Wednesday, November 16, 2011

Dodd-Frank FX Deadline Costly to SEC Firms


Posted originally on July 1, 2011 at the Aite Group Blog

Dodd-Frank has opened a door to U.S. banks to offer retail currency trading (aka FX or Forex) as of July 22, 2011, but is about to close that same door to U.S. securities firms. Although theoretically securities firms will still be able to offer FX, the Securities and Exchange Commission is not likely to pass retail FX rules by the July 15 deadline to prevent its registrants from being shut out of FX, a lucrative business with significant growth potential.

Some firms affected by this likely SEC inaction include Charles Schwab, T.D. Ameritrade, E*Trade, and Interactive Brokers. As of July 16, only a dozen or so CFTC-registered FX dealers and Citibank (the only registered bank for now) will be able to offer retail FX to clients. To our knowledge, CFTC-registered futures commodity merchants (FCMs) not registered as a retail foreign exchange dealer (RFED) will also have to stop offering retail FX.

SEC firms currently offering retail FX like Interactive Brokers and CFTC-registered like MF Global will have to refer retail FX business to authorized firms. It is hard to quantify the potential loss in assets and trading revenue for these firms, but it is likely in the millions. For the big securities firms that were just starting to operate in the business, like Charles Schwab through OptionsXpress and TD Ameritrade through thinkorswim, the losses will be considerable.

The options the SEC has at this point are three: 1) do nothing and let what was described above occur — this is the most likely outcome; 2) approve FINRA regulation 09-06 “as-is” or with modifications; and 3) pass its own set of retail FX rules without a comment period – Dodd-Frank allows regulators the flexibility to pass rules without public comment if required by the lack of time or resources. If the SEC does decide to pass new retail FX rules (which would be the right decision in this author’s view), these rules will likely be similar to what the CFTC has passed, and would level the playing field across regulators and not put SEC registrants at a disadvantage.
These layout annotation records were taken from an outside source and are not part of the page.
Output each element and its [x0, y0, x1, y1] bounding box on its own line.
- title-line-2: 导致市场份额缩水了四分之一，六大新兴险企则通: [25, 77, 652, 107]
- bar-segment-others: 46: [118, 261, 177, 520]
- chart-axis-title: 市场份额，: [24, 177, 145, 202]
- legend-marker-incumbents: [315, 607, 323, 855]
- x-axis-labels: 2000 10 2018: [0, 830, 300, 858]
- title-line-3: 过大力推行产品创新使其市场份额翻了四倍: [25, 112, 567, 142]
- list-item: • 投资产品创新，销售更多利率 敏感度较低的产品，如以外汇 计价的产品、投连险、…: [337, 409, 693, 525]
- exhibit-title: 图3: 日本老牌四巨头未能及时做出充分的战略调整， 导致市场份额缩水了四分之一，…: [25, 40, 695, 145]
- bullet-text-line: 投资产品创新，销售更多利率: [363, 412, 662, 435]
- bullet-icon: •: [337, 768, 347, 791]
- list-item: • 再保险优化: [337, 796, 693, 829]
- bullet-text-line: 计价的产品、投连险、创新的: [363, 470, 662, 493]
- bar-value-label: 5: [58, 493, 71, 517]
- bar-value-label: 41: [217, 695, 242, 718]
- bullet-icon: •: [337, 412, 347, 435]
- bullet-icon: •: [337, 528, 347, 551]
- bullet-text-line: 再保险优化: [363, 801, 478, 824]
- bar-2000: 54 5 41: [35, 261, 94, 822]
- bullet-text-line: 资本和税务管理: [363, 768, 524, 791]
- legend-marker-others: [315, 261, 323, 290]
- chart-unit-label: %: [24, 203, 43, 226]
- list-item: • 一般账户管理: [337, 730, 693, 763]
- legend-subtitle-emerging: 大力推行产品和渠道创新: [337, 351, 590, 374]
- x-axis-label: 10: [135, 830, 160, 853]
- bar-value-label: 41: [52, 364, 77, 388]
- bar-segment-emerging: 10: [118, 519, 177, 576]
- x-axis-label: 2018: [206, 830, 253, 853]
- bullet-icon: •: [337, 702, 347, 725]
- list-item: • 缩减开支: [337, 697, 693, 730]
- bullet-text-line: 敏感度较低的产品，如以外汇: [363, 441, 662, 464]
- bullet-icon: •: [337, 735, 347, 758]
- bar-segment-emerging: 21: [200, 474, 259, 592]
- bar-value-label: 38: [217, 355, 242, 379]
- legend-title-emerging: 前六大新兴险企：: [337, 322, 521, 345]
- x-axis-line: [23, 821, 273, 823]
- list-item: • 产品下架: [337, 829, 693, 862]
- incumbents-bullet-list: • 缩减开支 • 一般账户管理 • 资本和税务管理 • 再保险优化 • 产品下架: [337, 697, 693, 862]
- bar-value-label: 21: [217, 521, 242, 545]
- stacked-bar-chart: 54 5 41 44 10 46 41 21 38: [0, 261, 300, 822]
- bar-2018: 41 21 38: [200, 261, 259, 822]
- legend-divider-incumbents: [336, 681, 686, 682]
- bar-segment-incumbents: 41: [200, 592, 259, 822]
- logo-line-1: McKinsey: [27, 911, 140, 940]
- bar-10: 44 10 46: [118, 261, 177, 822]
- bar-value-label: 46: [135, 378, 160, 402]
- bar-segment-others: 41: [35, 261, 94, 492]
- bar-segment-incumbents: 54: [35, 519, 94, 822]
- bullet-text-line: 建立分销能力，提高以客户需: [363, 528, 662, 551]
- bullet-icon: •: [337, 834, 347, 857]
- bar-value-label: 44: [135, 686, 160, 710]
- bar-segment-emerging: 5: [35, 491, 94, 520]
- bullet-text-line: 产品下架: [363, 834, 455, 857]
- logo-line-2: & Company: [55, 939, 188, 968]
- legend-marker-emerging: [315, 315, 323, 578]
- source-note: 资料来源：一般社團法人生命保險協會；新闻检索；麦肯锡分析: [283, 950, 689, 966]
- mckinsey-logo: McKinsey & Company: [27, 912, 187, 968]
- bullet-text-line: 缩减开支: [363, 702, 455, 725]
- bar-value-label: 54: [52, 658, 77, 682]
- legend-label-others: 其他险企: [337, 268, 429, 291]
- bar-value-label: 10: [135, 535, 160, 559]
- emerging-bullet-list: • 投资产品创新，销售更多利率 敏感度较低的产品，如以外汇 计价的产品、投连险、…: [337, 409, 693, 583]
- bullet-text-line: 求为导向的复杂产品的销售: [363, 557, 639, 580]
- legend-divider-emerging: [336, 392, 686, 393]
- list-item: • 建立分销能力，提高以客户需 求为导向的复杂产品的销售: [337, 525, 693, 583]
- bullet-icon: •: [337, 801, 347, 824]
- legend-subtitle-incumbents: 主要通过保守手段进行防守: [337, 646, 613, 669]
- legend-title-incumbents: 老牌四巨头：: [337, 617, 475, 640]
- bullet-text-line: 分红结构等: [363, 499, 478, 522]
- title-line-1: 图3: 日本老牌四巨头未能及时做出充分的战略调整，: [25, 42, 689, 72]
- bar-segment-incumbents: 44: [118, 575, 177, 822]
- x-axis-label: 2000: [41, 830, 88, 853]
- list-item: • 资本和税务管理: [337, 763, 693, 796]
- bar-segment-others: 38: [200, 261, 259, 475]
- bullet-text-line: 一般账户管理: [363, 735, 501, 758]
SEC broker/dealers (B/D) have no options in this matter, but there is a caveat. While the CFTC prevents SEC B/D from circumventing the law and offering retail FX as a FCM BD, there is nothing that would keep the parent of the B/D to register a RFED entity, or even to use some of the backoffice staff of the B/D for the new RFED. Securities firms that have banks in their operating group could use those banks as a way to offer retail FX as soon as these units are approved by the Office of the Comptroller of the Currency and FDIC to do so.

Of course, there are more intricacies than those we can explain here, but the good news for SEC firms is that they could still participate in retail FX outside of the SEC — if it comes to that.


NB. On the 11th hour (July 13, 2011), the SEC released "temporary final" rules for retail FX, thus averting the issues raised on this entry.